Vivian Abigail Eleanor Bennett. The last time he saw her, her eyes were swollen shut and her lips were parched and split. But now the angry red gash on her forehead had healed. The ugly purple bruises on her face and collarbone had vanished. Although he noticed she had dark circles under her eyes.
She was stunning. As a young woman she had been pretty, made even more so by how little she realized it. Ten years later and she was drop-dead gorgeous. Same blue eyes and long blond hair, but the ten years had only added to her looks.
Her mother had been a Southern Belle Beauty Queen champion, so it was no surprise where her looks came from. Still, it jolted him.
“May I sit?”
He nodded, unable to find the words after all these years. It was a tie between I’m so sorry I let you go and You ruined my life.
He couldn’t imagine it would be much different for her. Something along the lines of I shouldn’t have kissed you and You bastard, how could you let that monster hurt me?
The bartender approached her and hiked his chin as a signal he was ready for her order. Dom’s wasn’t a really formal place.
“I’ll have what he’s having.” She smiled.
“I’m having a shot of Jack and a Guinness chaser.”
“I’ll have a Chardonnay,” she said and then placed a bill on the bar, which Dom traded for the glass of wine.
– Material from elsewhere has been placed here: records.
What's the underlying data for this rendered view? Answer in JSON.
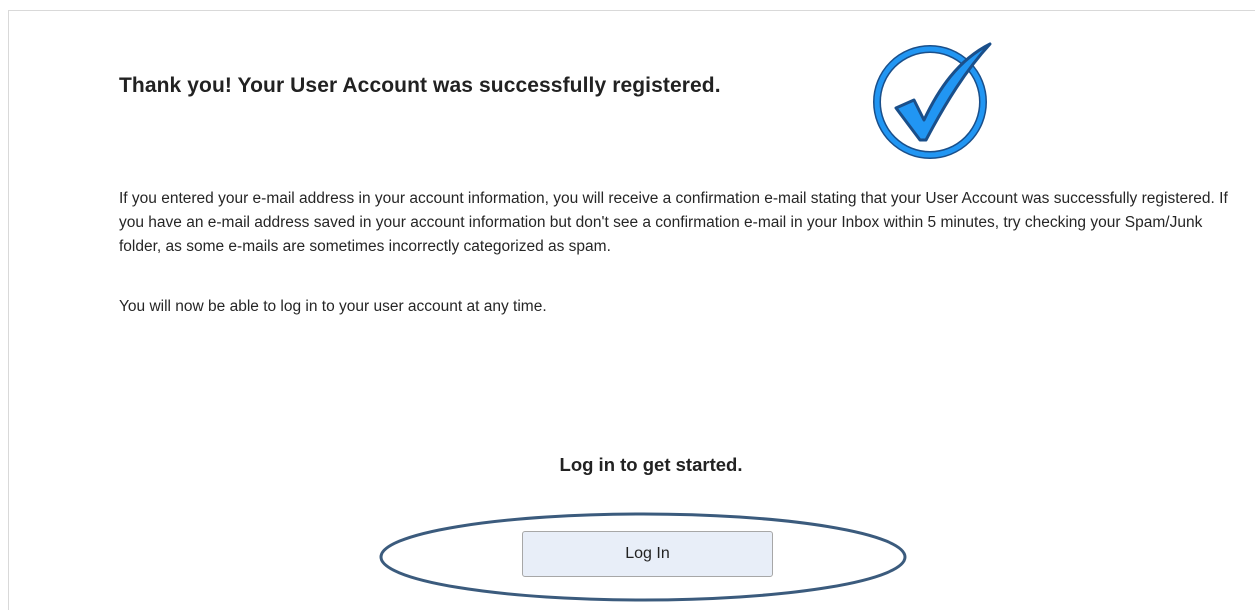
{
  "confirmation": {
    "title": "Thank you!  Your User Account was successfully registered.",
    "body": "If you entered your e-mail address in your account information, you will receive a confirmation e-mail stating that your User Account was successfully registered. If you have an e-mail address saved in your account information but don't see a confirmation e-mail in your Inbox within 5 minutes, try checking your Spam/Junk folder, as some e-mails are sometimes incorrectly categorized as spam.",
    "note": "You will now be able to log in to your user account at any time.",
    "icon": "checkmark-circle-icon"
  },
  "login": {
    "prompt": "Log in to get started.",
    "button_label": "Log In"
  },
  "colors": {
    "accent_blue": "#1e88e5",
    "icon_outline": "#1a4f8a",
    "highlight_ellipse": "#3b5b7d",
    "button_bg": "#e8eef8"
  }
}
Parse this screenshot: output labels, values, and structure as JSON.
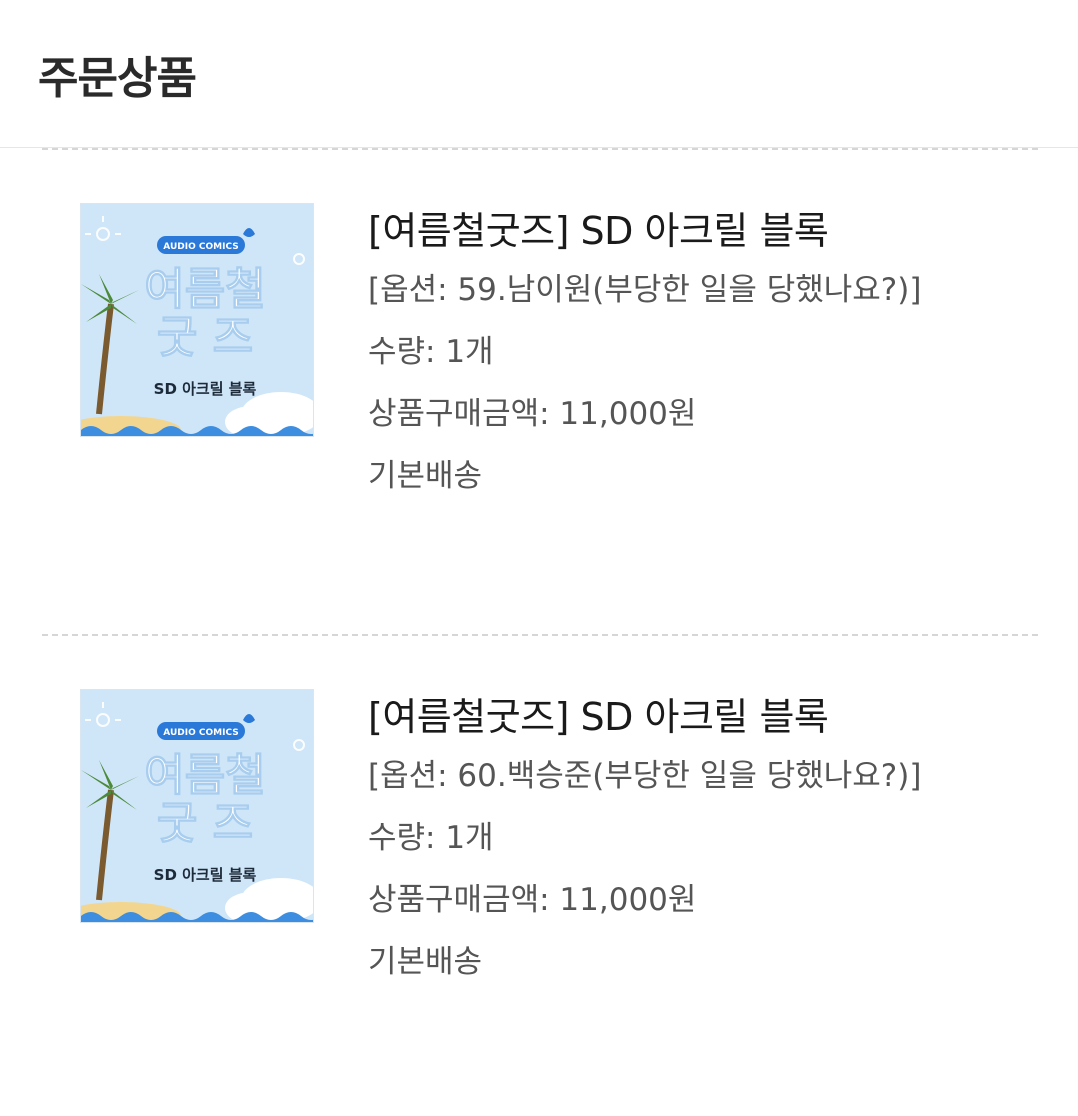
{
  "header": {
    "title": "주문상품"
  },
  "thumbnail": {
    "badge_text": "AUDIO COMICS",
    "headline_1": "여름철",
    "headline_2": "굿 즈",
    "subline": "SD 아크릴 블록"
  },
  "items": [
    {
      "title": "[여름철굿즈] SD 아크릴 블록",
      "option": "[옵션: 59.남이원(부당한 일을 당했나요?)]",
      "quantity": "수량: 1개",
      "price": "상품구매금액: 11,000원",
      "shipping": "기본배송"
    },
    {
      "title": "[여름철굿즈] SD 아크릴 블록",
      "option": "[옵션: 60.백승준(부당한 일을 당했나요?)]",
      "quantity": "수량: 1개",
      "price": "상품구매금액: 11,000원",
      "shipping": "기본배송"
    }
  ]
}
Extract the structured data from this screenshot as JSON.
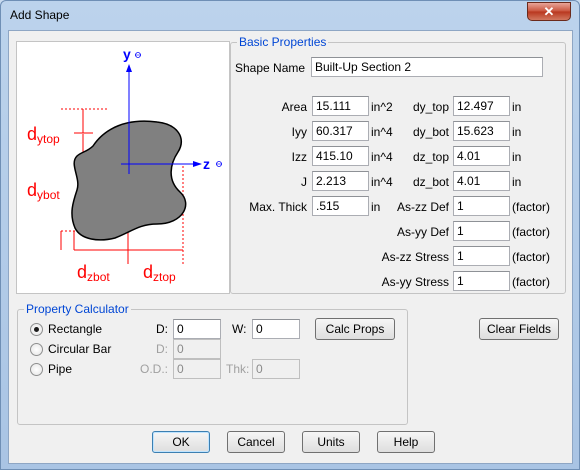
{
  "window": {
    "title": "Add Shape",
    "close_glyph": "✕"
  },
  "diagram": {
    "y_axis": "y",
    "z_axis": "z",
    "dytop": {
      "main": "d",
      "sub": "ytop"
    },
    "dybot": {
      "main": "d",
      "sub": "ybot"
    },
    "dzbot": {
      "main": "d",
      "sub": "zbot"
    },
    "dztop": {
      "main": "d",
      "sub": "ztop"
    },
    "colors": {
      "axis": "#0000ff",
      "dim": "#ff0000",
      "shape_fill": "#808080"
    }
  },
  "basic": {
    "legend": "Basic Properties",
    "shape_name_label": "Shape Name",
    "shape_name_value": "Built-Up Section 2",
    "left_rows": [
      {
        "label": "Area",
        "value": "15.111",
        "unit": "in^2"
      },
      {
        "label": "Iyy",
        "value": "60.317",
        "unit": "in^4"
      },
      {
        "label": "Izz",
        "value": "415.10",
        "unit": "in^4"
      },
      {
        "label": "J",
        "value": "2.213",
        "unit": "in^4"
      },
      {
        "label": "Max. Thick",
        "value": ".515",
        "unit": "in"
      }
    ],
    "right_rows": [
      {
        "label": "dy_top",
        "value": "12.497",
        "unit": "in"
      },
      {
        "label": "dy_bot",
        "value": "15.623",
        "unit": "in"
      },
      {
        "label": "dz_top",
        "value": "4.01",
        "unit": "in"
      },
      {
        "label": "dz_bot",
        "value": "4.01",
        "unit": "in"
      },
      {
        "label": "As-zz Def",
        "value": "1",
        "unit": "(factor)"
      },
      {
        "label": "As-yy Def",
        "value": "1",
        "unit": "(factor)"
      },
      {
        "label": "As-zz Stress",
        "value": "1",
        "unit": "(factor)"
      },
      {
        "label": "As-yy Stress",
        "value": "1",
        "unit": "(factor)"
      }
    ]
  },
  "calculator": {
    "legend": "Property Calculator",
    "options": [
      {
        "label": "Rectangle",
        "selected": true
      },
      {
        "label": "Circular Bar",
        "selected": false
      },
      {
        "label": "Pipe",
        "selected": false
      }
    ],
    "d_label": "D:",
    "d_value": "0",
    "w_label": "W:",
    "w_value": "0",
    "d2_label": "D:",
    "d2_value": "0",
    "od_label": "O.D.:",
    "od_value": "0",
    "thk_label": "Thk:",
    "thk_value": "0",
    "calc_button": "Calc Props"
  },
  "clear_button": "Clear Fields",
  "footer": {
    "ok": "OK",
    "cancel": "Cancel",
    "units": "Units",
    "help": "Help"
  }
}
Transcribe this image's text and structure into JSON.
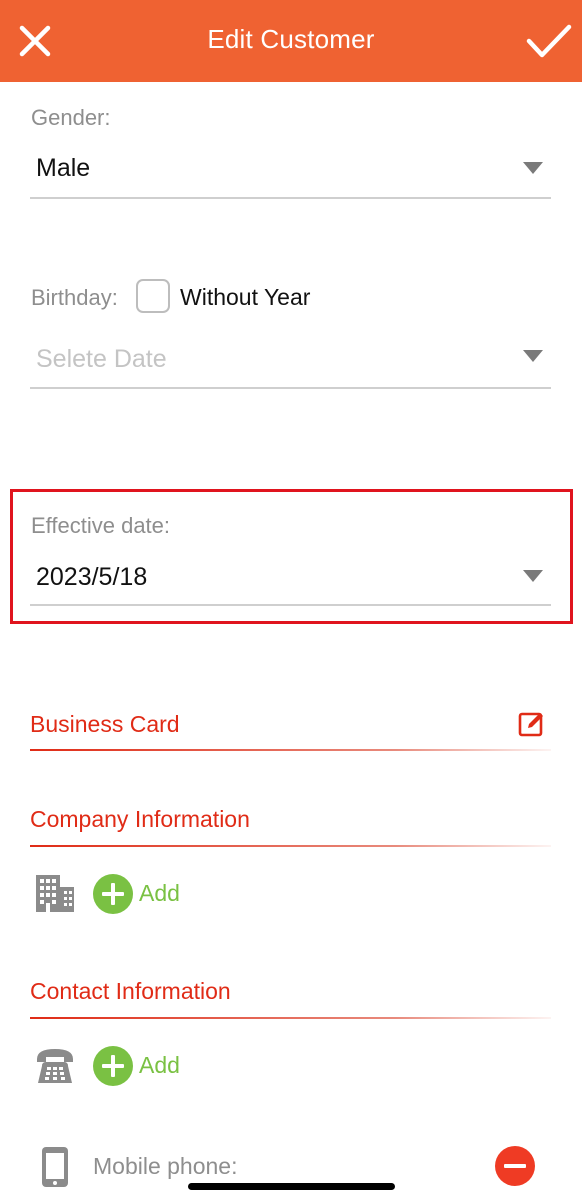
{
  "header": {
    "title": "Edit Customer",
    "close_icon": "close-icon",
    "save_icon": "checkmark-icon",
    "background_color": "#ef6232"
  },
  "gender": {
    "label": "Gender:",
    "value": "Male"
  },
  "birthday": {
    "label": "Birthday:",
    "without_year_label": "Without Year",
    "without_year_checked": false,
    "placeholder": "Selete Date"
  },
  "effective_date": {
    "label": "Effective date:",
    "value": "2023/5/18",
    "highlight_color": "#e0141e"
  },
  "sections": {
    "business_card": {
      "title": "Business Card",
      "icon": "edit-icon"
    },
    "company_information": {
      "title": "Company Information",
      "icon": "building-icon",
      "add_label": "Add"
    },
    "contact_information": {
      "title": "Contact Information",
      "icon": "telephone-icon",
      "add_label": "Add"
    }
  },
  "contact_entry": {
    "icon": "mobile-phone-icon",
    "label": "Mobile phone:",
    "remove_icon": "remove-icon"
  },
  "colors": {
    "accent_red": "#e02b16",
    "add_green": "#7ac143",
    "remove_red": "#ef3b24"
  }
}
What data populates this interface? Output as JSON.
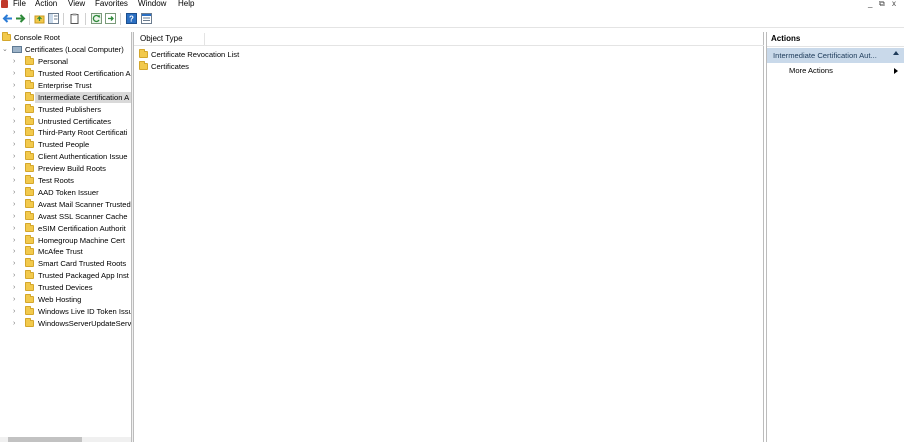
{
  "menu": {
    "items": [
      "File",
      "Action",
      "View",
      "Favorites",
      "Window",
      "Help"
    ],
    "window_controls": [
      "_",
      "⧉",
      "x"
    ]
  },
  "toolbar": {
    "buttons": [
      "back-icon",
      "forward-icon",
      "up-folder-icon",
      "show-hide-tree-icon",
      "export-list-icon",
      "refresh-icon",
      "export-icon",
      "help-icon",
      "properties-icon"
    ]
  },
  "tree": {
    "root": "Console Root",
    "store": "Certificates (Local Computer)",
    "items": [
      {
        "label": "Personal",
        "selected": false
      },
      {
        "label": "Trusted Root Certification A",
        "selected": false
      },
      {
        "label": "Enterprise Trust",
        "selected": false
      },
      {
        "label": "Intermediate Certification A",
        "selected": true
      },
      {
        "label": "Trusted Publishers",
        "selected": false
      },
      {
        "label": "Untrusted Certificates",
        "selected": false
      },
      {
        "label": "Third-Party Root Certificati",
        "selected": false
      },
      {
        "label": "Trusted People",
        "selected": false
      },
      {
        "label": "Client Authentication Issue",
        "selected": false
      },
      {
        "label": "Preview Build Roots",
        "selected": false
      },
      {
        "label": "Test Roots",
        "selected": false
      },
      {
        "label": "AAD Token Issuer",
        "selected": false
      },
      {
        "label": "Avast Mail Scanner Trusted",
        "selected": false
      },
      {
        "label": "Avast SSL Scanner Cache",
        "selected": false
      },
      {
        "label": "eSIM Certification Authorit",
        "selected": false
      },
      {
        "label": "Homegroup Machine Cert",
        "selected": false
      },
      {
        "label": "McAfee Trust",
        "selected": false
      },
      {
        "label": "Smart Card Trusted Roots",
        "selected": false
      },
      {
        "label": "Trusted Packaged App Inst",
        "selected": false
      },
      {
        "label": "Trusted Devices",
        "selected": false
      },
      {
        "label": "Web Hosting",
        "selected": false
      },
      {
        "label": "Windows Live ID Token Issu",
        "selected": false
      },
      {
        "label": "WindowsServerUpdateServ",
        "selected": false
      }
    ]
  },
  "list": {
    "column_header": "Object Type",
    "rows": [
      "Certificate Revocation List",
      "Certificates"
    ]
  },
  "actions": {
    "title": "Actions",
    "section": "Intermediate Certification Aut...",
    "more_actions": "More Actions"
  }
}
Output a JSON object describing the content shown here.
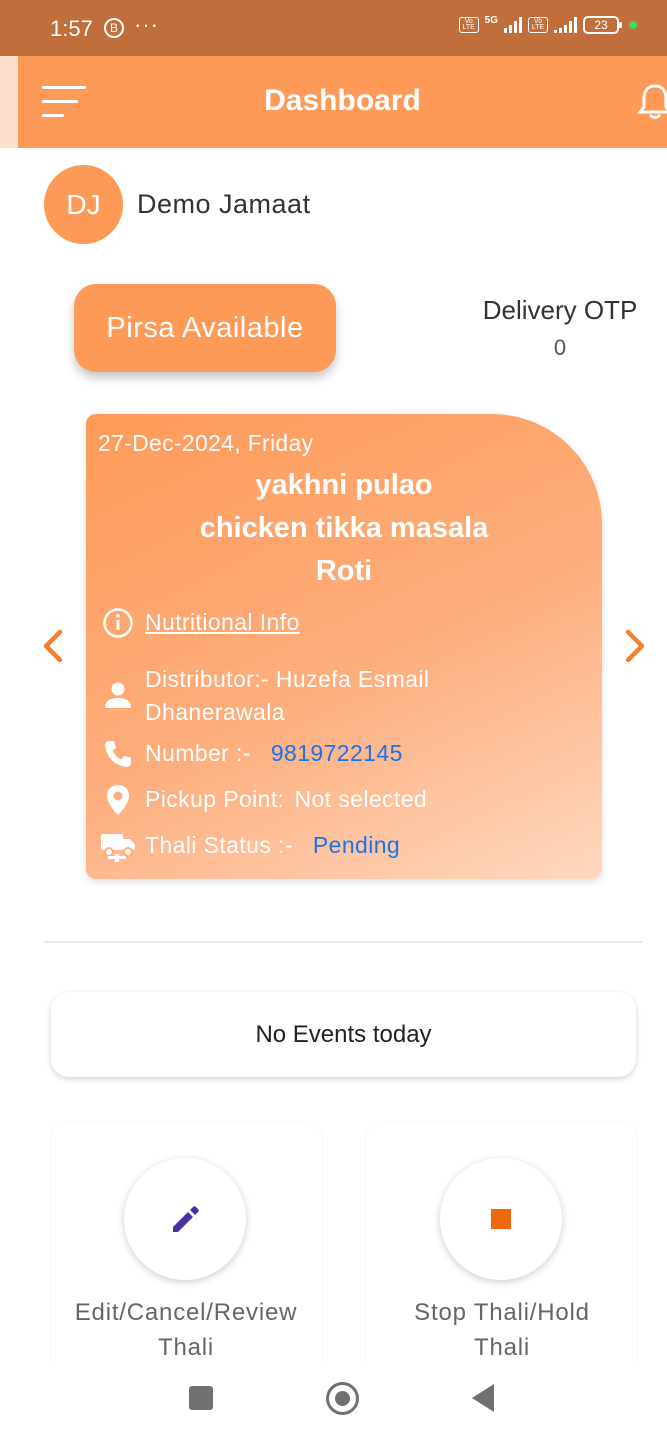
{
  "status_bar": {
    "time": "1:57",
    "b_icon_label": "B",
    "dots": "···",
    "network": "5G",
    "volte_label": "Vo LTE",
    "battery": "23"
  },
  "app_bar": {
    "title": "Dashboard"
  },
  "profile": {
    "initials": "DJ",
    "name": "Demo Jamaat"
  },
  "pirsa_button": "Pirsa Available",
  "delivery_otp": {
    "label": "Delivery OTP",
    "value": "0"
  },
  "meal_card": {
    "date": "27-Dec-2024, Friday",
    "items": [
      "yakhni pulao",
      "chicken tikka masala",
      "Roti"
    ],
    "nutritional_info": "Nutritional Info",
    "distributor_label": "Distributor:-",
    "distributor_name_line1": "Huzefa Esmail",
    "distributor_name_line2": "Dhanerawala",
    "number_label": "Number :-",
    "number_value": "9819722145",
    "pickup_label": "Pickup Point:",
    "pickup_value": "Not selected",
    "status_label": "Thali Status :-",
    "status_value": "Pending"
  },
  "events": {
    "text": "No Events today"
  },
  "actions": [
    {
      "line1": "Edit/Cancel/Review",
      "line2": "Thali"
    },
    {
      "line1": "Stop Thali/Hold",
      "line2": "Thali"
    }
  ],
  "colors": {
    "accent": "#fe9a58",
    "status_bar": "#c16e3d",
    "link": "#1b73e8",
    "edit_icon": "#4a2ea8",
    "stop_icon": "#ec6a0c"
  }
}
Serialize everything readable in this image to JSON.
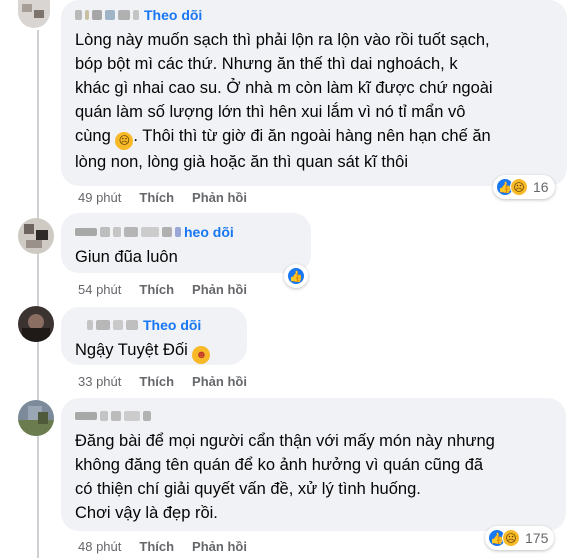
{
  "comments": [
    {
      "author": "",
      "follow_label": "Theo dõi",
      "text": "Lòng này muốn sạch thì phải lộn ra lộn vào rồi tuốt sạch,\nbóp bột mì các thứ. Nhưng ăn thế thì dai nghoách, k\nkhác gì nhai cao su. Ở nhà m còn làm kĩ được chứ ngoài\nquán làm số lượng lớn thì hên xui lắm vì nó tỉ mẩn vô\ncùng",
      "text_after_emoji": ". Thôi thì từ giờ đi ăn ngoài hàng nên hạn chế ăn\nlòng non, lòng già hoặc ăn thì quan sát kĩ thôi",
      "inline_emoji": "sad-face",
      "time": "49 phút",
      "like_label": "Thích",
      "reply_label": "Phản hồi",
      "reactions": [
        "like",
        "sad"
      ],
      "reaction_count": "16"
    },
    {
      "author": "",
      "follow_label": "heo dõi",
      "text": "Giun đũa luôn",
      "time": "54 phút",
      "like_label": "Thích",
      "reply_label": "Phản hồi",
      "reactions": [
        "like"
      ],
      "reaction_count": ""
    },
    {
      "author": "",
      "follow_label": "Theo dõi",
      "text": "Ngậy Tuyệt Đối",
      "inline_emoji": "tongue-face",
      "time": "33 phút",
      "like_label": "Thích",
      "reply_label": "Phản hồi",
      "reactions": [],
      "reaction_count": ""
    },
    {
      "author": "",
      "follow_label": "",
      "text": "Đăng bài để mọi người cẩn thận với mấy món này nhưng\nkhông đăng tên quán để ko ảnh hưởng vì quán cũng đã\ncó thiện chí giải quyết vấn đề, xử lý tình huống.\nChơi vậy là đẹp rồi.",
      "time": "48 phút",
      "like_label": "Thích",
      "reply_label": "Phản hồi",
      "reactions": [
        "like",
        "sad"
      ],
      "reaction_count": "175"
    }
  ],
  "colors": {
    "bubble": "#f0f2f5",
    "link": "#1877f2",
    "meta": "#65676b",
    "like": "#1877f2",
    "sad": "#f7b928"
  }
}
Joe shook his head. It was surreal. He could turn his head and look at her. Talk to her. When for so long she’d been nothing but an image on a screen. For weeks after he’d been fired, he’d watched every second of media coverage he could find, replaying it over and over again so he could see for himself how she was healing. If the bruises were fading. If she was still favoring her right side.
Then, of course, came the interview. The one that was supposed to settle the incident and repair the American psyche. After all, if the president’s daughter could be abducted and abused by a monster, then no one in this country was safe.
Then the other incident happened. Joe hadn’t stuck around to watch that.
Now she was sitting next to him drinking a glass of wine he could tell was foul by the way she winced after every sip.
“What the hell are you doing here, Viv?”
She set the glass aside and turned to face him. Again he was struck by how beautiful she’d become. Or maybe he’d forgotten how pretty she’d been back then because he had always shut down those thoughts.
Mostly.
“I’m sorry about what happened today. I had no idea that Carl would...”
“Question me? Interrogate me? Suspect me?”
She gulped. “Any of those things, I suppose.”
Joe shrugged. “Hey, just another day getting my life turned upside down by the Bennetts. Not like that hasn’t happened before.”
Vivian nodded. “I guess I deserved that.”
She didn’t deserve any of it, he thought. Yet she deserved all of it, too.